Between the timeframe of Maclean’s interview with Wolfhard and the publication of this article, the actor has fired his agent, Tyler Grasham at APA, according to the Hollywood Reporter, amid accusations that Grasham sexually assaulted two former underage actors. The move comes in the wake of numerous allegations of harassment against Hollywood mogul Harvey Weinstein, and the #MeToo social media campaign, which saw people sharing stories of assault and harassment, especially in the entertainment industry. (When Maclean’s reached out to Wolfhard’s PR reps after the news broke, they said they “have no comment.”

It was a bold move for Wolfhard, who was considered one of Grasham’s top clients. And it’s proof of just how quickly circumstance can force a young star to mature and put away childish things—whether the sculpted plastic curios of boyhood or the infinitely corruptible idealism of youth. The announcement has led to many on social media praising him; CNN anchor Bill Weir even praised the teen as “America’s moral compass.”
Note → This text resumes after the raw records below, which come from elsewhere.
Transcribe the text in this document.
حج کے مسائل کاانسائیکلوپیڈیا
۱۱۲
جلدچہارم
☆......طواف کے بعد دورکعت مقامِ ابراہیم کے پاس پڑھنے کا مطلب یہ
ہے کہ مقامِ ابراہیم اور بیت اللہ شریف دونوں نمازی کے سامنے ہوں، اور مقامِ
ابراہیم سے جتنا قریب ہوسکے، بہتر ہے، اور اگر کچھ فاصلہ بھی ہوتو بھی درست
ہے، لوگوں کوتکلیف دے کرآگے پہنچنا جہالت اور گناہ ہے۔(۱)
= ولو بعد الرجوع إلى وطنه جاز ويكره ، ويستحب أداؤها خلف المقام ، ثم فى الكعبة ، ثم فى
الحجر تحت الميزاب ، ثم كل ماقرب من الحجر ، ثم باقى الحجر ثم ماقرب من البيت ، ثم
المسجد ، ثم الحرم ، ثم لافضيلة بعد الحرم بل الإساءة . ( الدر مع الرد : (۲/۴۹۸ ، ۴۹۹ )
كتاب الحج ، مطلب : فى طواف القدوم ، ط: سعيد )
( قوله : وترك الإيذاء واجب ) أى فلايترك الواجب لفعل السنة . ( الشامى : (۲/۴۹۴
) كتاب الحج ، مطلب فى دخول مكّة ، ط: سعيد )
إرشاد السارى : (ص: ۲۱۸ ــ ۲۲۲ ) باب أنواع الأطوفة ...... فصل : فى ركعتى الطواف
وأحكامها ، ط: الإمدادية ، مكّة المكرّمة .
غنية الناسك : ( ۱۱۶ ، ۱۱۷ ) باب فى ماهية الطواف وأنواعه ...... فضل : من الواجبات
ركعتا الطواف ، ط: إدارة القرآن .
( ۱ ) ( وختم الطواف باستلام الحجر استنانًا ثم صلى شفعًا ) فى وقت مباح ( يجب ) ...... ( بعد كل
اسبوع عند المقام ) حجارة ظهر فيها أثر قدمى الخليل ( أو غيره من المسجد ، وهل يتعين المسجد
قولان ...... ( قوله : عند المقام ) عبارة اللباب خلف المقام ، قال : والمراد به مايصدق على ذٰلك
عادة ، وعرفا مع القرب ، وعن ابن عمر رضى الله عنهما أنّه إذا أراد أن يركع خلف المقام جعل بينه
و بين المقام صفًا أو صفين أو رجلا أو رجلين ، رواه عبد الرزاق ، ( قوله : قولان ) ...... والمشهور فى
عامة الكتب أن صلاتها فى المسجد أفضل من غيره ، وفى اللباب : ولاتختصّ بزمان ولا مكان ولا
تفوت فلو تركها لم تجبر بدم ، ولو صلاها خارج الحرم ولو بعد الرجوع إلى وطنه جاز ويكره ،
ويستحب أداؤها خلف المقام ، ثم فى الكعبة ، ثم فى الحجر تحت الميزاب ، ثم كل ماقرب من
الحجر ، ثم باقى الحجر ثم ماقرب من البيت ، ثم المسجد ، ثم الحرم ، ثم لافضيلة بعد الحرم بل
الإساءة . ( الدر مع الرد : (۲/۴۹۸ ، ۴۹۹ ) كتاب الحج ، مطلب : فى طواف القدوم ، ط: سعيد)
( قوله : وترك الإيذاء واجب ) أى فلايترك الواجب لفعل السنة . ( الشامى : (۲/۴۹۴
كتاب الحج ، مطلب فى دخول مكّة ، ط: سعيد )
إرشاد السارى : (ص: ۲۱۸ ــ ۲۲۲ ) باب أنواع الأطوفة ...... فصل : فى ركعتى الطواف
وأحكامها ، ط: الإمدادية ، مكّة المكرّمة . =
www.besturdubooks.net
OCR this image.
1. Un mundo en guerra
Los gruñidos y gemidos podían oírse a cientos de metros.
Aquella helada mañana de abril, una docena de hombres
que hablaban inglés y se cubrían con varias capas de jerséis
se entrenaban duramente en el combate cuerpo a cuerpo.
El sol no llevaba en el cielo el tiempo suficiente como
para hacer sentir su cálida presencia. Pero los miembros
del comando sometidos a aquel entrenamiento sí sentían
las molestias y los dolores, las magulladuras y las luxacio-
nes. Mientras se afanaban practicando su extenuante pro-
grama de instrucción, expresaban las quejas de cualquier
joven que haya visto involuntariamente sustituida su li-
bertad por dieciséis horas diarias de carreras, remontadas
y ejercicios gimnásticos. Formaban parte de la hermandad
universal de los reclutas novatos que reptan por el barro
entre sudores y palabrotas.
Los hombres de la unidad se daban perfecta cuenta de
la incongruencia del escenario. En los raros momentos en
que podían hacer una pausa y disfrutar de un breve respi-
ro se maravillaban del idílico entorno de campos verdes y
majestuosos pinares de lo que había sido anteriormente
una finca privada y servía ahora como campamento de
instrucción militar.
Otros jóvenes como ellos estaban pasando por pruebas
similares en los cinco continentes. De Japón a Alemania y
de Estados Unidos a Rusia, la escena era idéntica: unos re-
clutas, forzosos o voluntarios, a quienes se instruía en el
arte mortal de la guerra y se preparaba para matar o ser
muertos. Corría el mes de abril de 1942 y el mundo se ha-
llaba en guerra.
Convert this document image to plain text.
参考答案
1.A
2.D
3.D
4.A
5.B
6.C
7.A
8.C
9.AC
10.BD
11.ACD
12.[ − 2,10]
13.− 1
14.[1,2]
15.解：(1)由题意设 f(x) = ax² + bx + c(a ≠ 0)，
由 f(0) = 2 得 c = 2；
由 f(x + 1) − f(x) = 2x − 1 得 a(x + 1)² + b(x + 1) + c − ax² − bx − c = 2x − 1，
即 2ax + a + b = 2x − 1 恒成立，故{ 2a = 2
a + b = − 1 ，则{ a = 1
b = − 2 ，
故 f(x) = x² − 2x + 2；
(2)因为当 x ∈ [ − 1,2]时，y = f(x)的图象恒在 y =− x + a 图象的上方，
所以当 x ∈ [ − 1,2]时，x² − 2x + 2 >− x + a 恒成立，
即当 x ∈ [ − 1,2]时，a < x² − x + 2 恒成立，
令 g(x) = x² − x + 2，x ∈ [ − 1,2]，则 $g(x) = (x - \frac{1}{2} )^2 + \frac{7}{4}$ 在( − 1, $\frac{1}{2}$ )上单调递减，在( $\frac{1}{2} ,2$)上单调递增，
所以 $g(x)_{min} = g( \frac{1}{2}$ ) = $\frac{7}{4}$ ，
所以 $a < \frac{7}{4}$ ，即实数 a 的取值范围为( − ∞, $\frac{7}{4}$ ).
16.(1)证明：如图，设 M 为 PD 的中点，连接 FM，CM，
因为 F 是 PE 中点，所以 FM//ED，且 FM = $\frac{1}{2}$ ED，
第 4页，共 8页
In real life, Wolfhard seems to be learning that heroism doesn’t demand the theatrics of defeating a flower-headed extra-dimensional monster, or banishing a child-eating clown back into a dank well. But it requires something even more difficult: the courage and principles to take a stand. Being precocious and multi-talented isn’t enough anymore. Now, even being a 14-year-old in Hollywood means grappling with morals and ethics and high-publicity career decisions. It’s small wonder people want to return to a simpler time, when monsters lived in movies and TV and lurked in inky alternative dimensions, where the plasticky bevels of a Millennium Falcon toy offered the rarest, strangest thing of all—the gentle, comfortable belief that somehow, everything was going to be OK.